Friday, 16 November 2007

Untrained Personnel and Lack of Transparency


Untrained Personnel and Lack of Transparency

Lethal injection with the three-drug protocol presents significant, foreseeable, predictable, and preventable risks of pain and suffering.
Its administration is a complicated procedure that requires placing the inmate in a deep anesthetic state with the first drug to ensure that he does not consciously experience paralysis and asphyxiation or the excruciating pain of cardiac arrest caused by the second and third drugs. Personnel responsible for administering lethal injections must perform a series of medical tasks, including inserting IV catheters, mixing and administering drugs, monitoring IV lines, and monitoring the inmate’s level of consciousness. An error at any step could lead to a torturous execution. For this reason, states must use trained, qualified personnel to perform lethal injection executions in order to conform to minimum standards of safe care. Additionally, lethal injection procedures must include measures or checks to ensure that the inmate is sufficiently anesthetized throughout the lethal injection procedure.

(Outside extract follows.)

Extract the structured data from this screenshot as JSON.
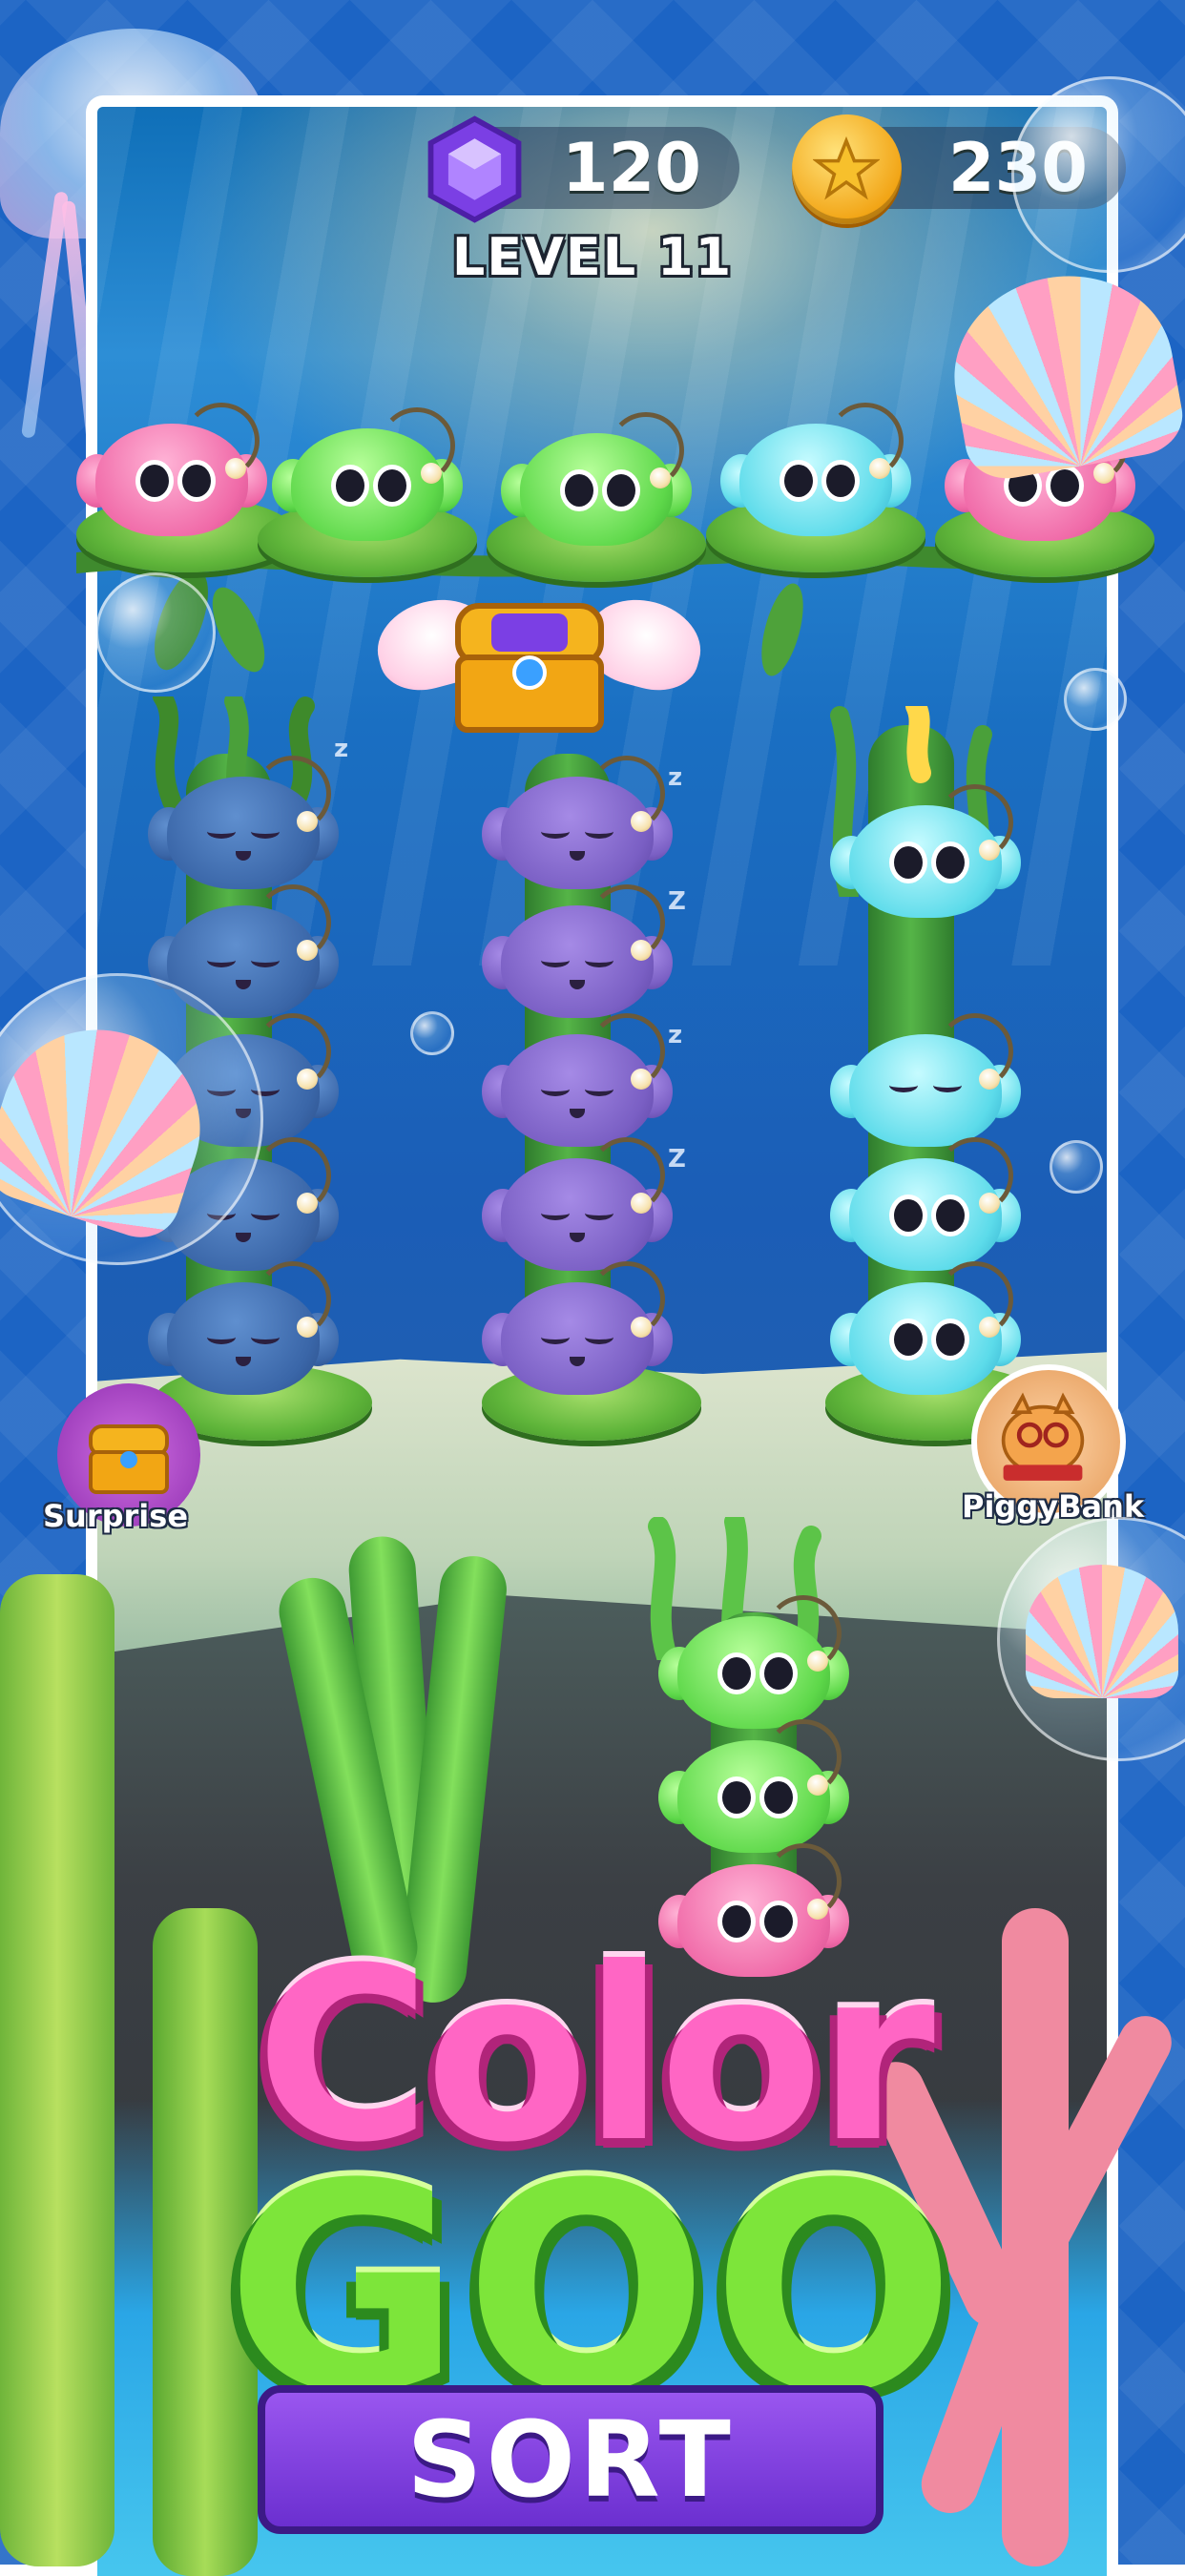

While lawsuits across the country have drawn attention to the foreseeable risks of cruel and unusual punishment that departments of correction are ignoring by insisting on using the flawed three-drug protocol, there remains much that is not known about lethal injection. This lack of knowledge results in large part from the shroud of secrecy surrounding lethal injection practices. Departments of Correction regularly rely on executive privilege to maintain the secrecy of lethal injection procedures. They often do not allow public access to the written protocols they follow in administering lethal injections, nor will they reveal how those protocols were developed. Few records are kept that document lethal injections, and those that do exist are not made available to the public or for scrutiny by medical personnel. Thus, states have insulated themselves from revealing that they have failed to protect inmates against the known and foreseeable risks of torturous execution inherent in their lethal injection procedures, just as the paralytic effect of the pancuronium bromide prevents the public from knowing how many inmates were conscious and experienced excruciating pain during the execution.